Bilirkişi Raporunda Sahteciliğe İlişkin Durumlar Nelerdir?
Bilirkişi rapor içerisinde sahteciliği dair saptama ve değerlendirmeler için öncelikle 5237 sayılı Türk ceza kanununun 204. maddesine bakmak gerekir. Bu madde hükmüne göre resmi belgede esas itibari ile maddi sahtecilik ve fikri sahtecilik olmak üzere iki tür sahtecilik meydana gelmektedir. Maddi sahtecilik, belgenin sahih olmaması, farklı bir değişle belgenin düzenleyenin görünen kişi ya da kurumdan farklı bir kişi veya kurum tarafından meydana getirilmesi veya belge düzenle yeni görünen kişi tarafından tamamlanmasından sonra belgeli bir değişikliğin söz konusu olmasıdır. Fikri sahtecilik ise, sahih bir belgenin doğru nitelik taşımayan, gerçeğe aykırı beyanda içermesidir. 5237 sayılı Türk ceza kanunu 204. madde içerisinde mevcut olan sahte olarak düzenleme ve aldatacak şekilde değiştirme ibareleri madde sahteciliği, gerçeğe aykırı olarak düzenleme ibaresi ise fikri sahteciliği ifade etmektedir. Bir bilirkişi tarafından gerçeğe aykırı olarak rapor düzenlenmiş durumu kamu görevlisi tarafından gerçekleştirilen resmi belgede fikri sahtecilik niteliği taşımaktadır. Fakat 5237 sayılı Türk ceza kanununun 276. maddesi içerisinde bu durum yargı mercileri ya da suçtan kaynaklı olarak soruşturma yapmak ya da yemin altında tanık dinlemek yetkisine sahip olan kişi ya da kurul tarafından görevlendirilmiş olan bilirkişiler açısından ayriyeten ve açık bir şekilde düzenlenmiş olduğundan, söz konusu bilirkişiler özel normun öncülü ilkesinden kaynaklı olarak 276. madde bakımından cezalandırılmaya tabi tutulacaklardır. Bununla birlikte belirtmiş olduğumuz üzere 5237 sayılı Türk ceza kanununun 276. maddesinin ilk fıkrası tarafların seçmiş olduğu bilirkişileri kapsamamaktadır. Öyle ki taraf konumunda yer alan kişilerin seçmiş olduğu bilirkişilerin gerçeğe aykırı rapor düzenlemesi 5237 sayılı Türk ceza kanununun 276. maddesinin ilk fıkrası içerisinde öngörülmüş olan gerçeğe aykırı bilirkişilik suçunu meydana getirmeyecektir.
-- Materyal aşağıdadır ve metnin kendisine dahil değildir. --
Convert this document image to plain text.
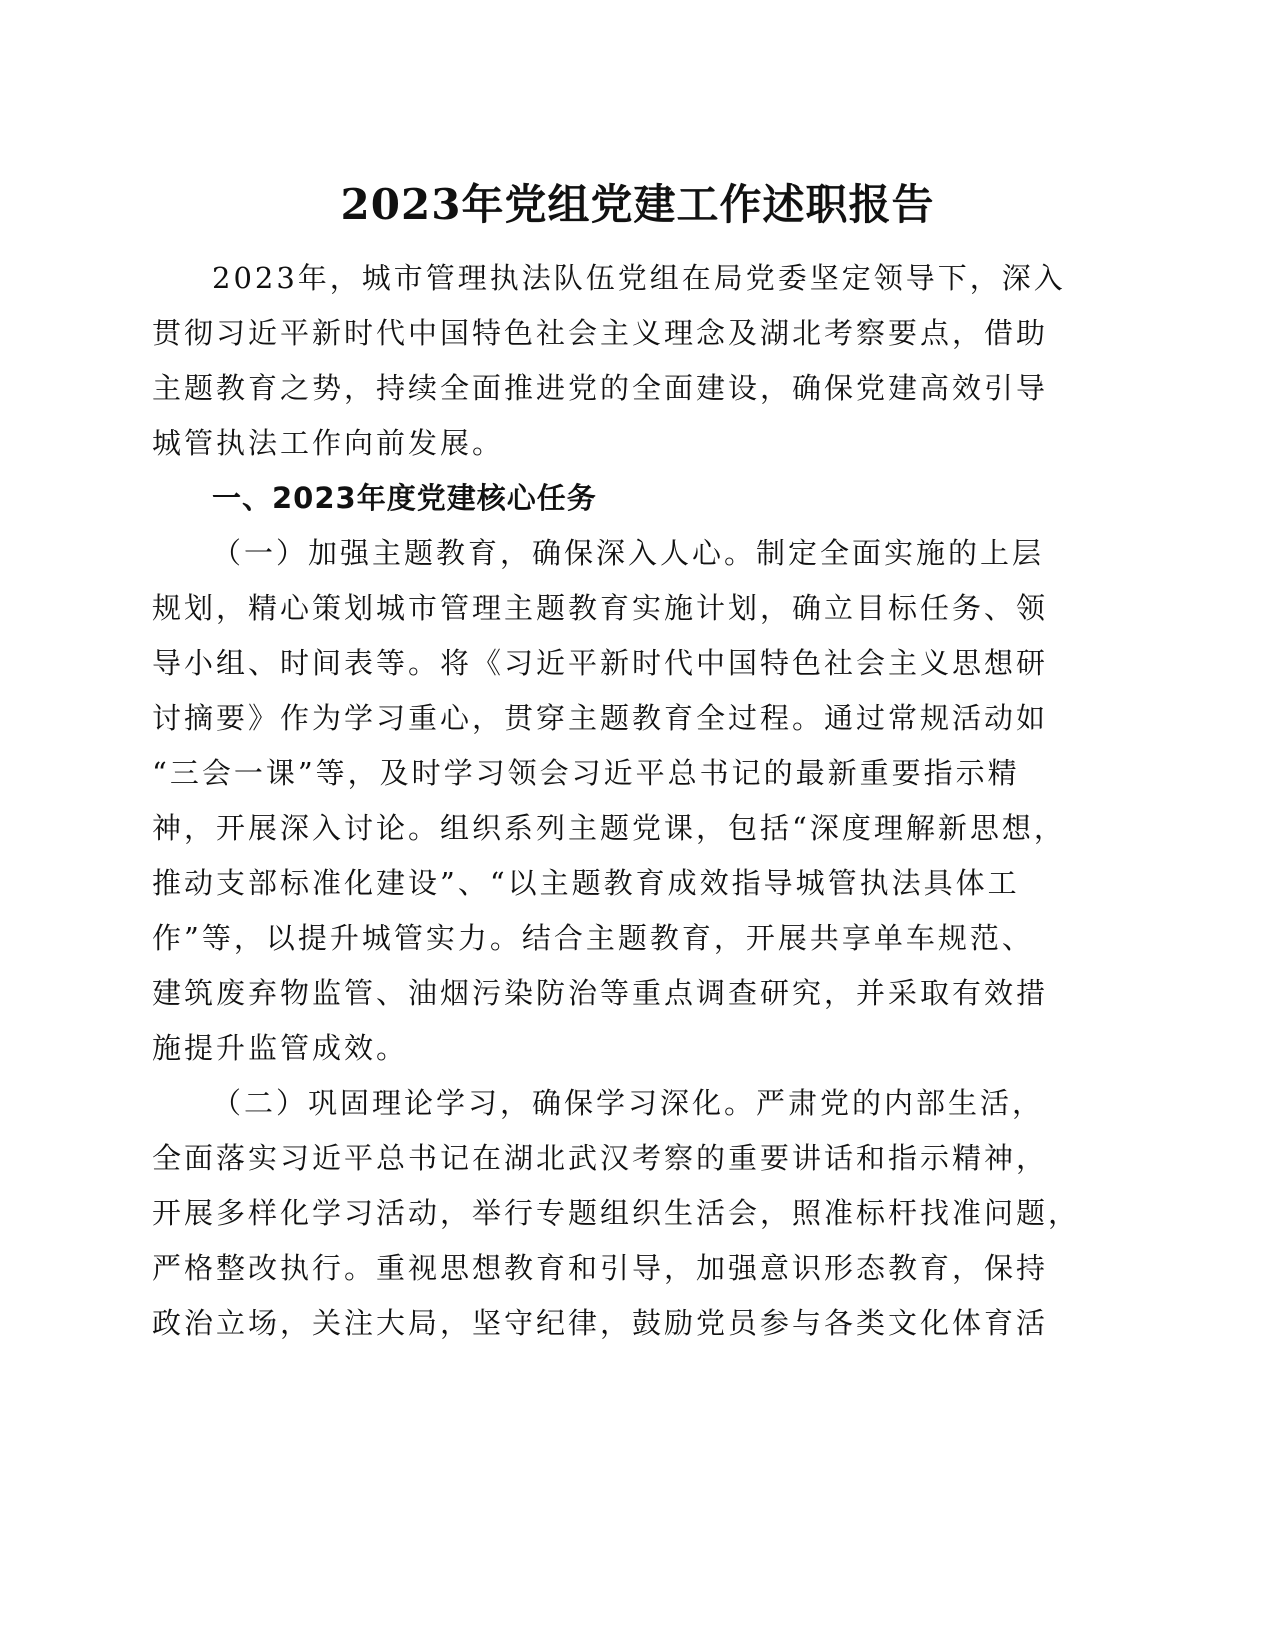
2023年党组党建工作述职报告
2023年，城市管理执法队伍党组在局党委坚定领导下，深入
贯彻习近平新时代中国特色社会主义理念及湖北考察要点，借助
主题教育之势，持续全面推进党的全面建设，确保党建高效引导
城管执法工作向前发展。
一、2023年度党建核心任务
（一）加强主题教育，确保深入人心。制定全面实施的上层
规划，精心策划城市管理主题教育实施计划，确立目标任务、领
导小组、时间表等。将《习近平新时代中国特色社会主义思想研
讨摘要》作为学习重心，贯穿主题教育全过程。通过常规活动如
“三会一课”等，及时学习领会习近平总书记的最新重要指示精
神，开展深入讨论。组织系列主题党课，包括“深度理解新思想，
推动支部标准化建设”、“以主题教育成效指导城管执法具体工
作”等，以提升城管实力。结合主题教育，开展共享单车规范、
建筑废弃物监管、油烟污染防治等重点调查研究，并采取有效措
施提升监管成效。
（二）巩固理论学习，确保学习深化。严肃党的内部生活，
全面落实习近平总书记在湖北武汉考察的重要讲话和指示精神，
开展多样化学习活动，举行专题组织生活会，照准标杆找准问题，
严格整改执行。重视思想教育和引导，加强意识形态教育，保持
政治立场，关注大局，坚守纪律，鼓励党员参与各类文化体育活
Üçüncü kişinin, bilirkişi adına gerçeğe aykırı beyan içeren rapor düzenlenmesi durumunda; bilirkişi konumunda yer alan kişinin imzasını taklit etmek sureti ile sanki bilirkişi tarafından yazılıp imzalanmış gibi bir rapor meydana getirmesi durumunda, özel kişinin resmi belgede maddi sahteciliği meydana gelir. Böyle bir durumda 5237 sayılı Türk ceza kanununun 204. maddesinin ilk fıkrası bakımından cezalandırılmaya tabi tutulur.
Bilirkişi raporunun tamamlanmasından, ancak ilgili makamın kayıtlarına girmeden önce, üçüncü bir kişi tarafından bu rapor üzerinde değişiklik yapılır ise 5237 sayılı Türk ceza kanunun 204. maddesinin birinci fıkrası bakımından resmi belgede özel kişinin maddeyi sahteciliği gerçekleşmiş olur. Öyle ki bilirkişinin mütalaasını içeren raporu yazıp imzalayıp mahkemeye ulaştırması için özel ofisindeki sekreterine vermesine rağmen, sekreterin mahkemeye teslim etmeden önce, rapor üzerinde bir takım değişiklikler yapması, suçlu ibaresini suçsuz şeklinde değiştirmesi, resmi belgede özel kişinin maddi sahteciliği olacak ve 5237 sayılı Türk ceza kanunun 204. maddesinin birinci fıkrasına göre cezalandırılmaya tabi tutulacaktır.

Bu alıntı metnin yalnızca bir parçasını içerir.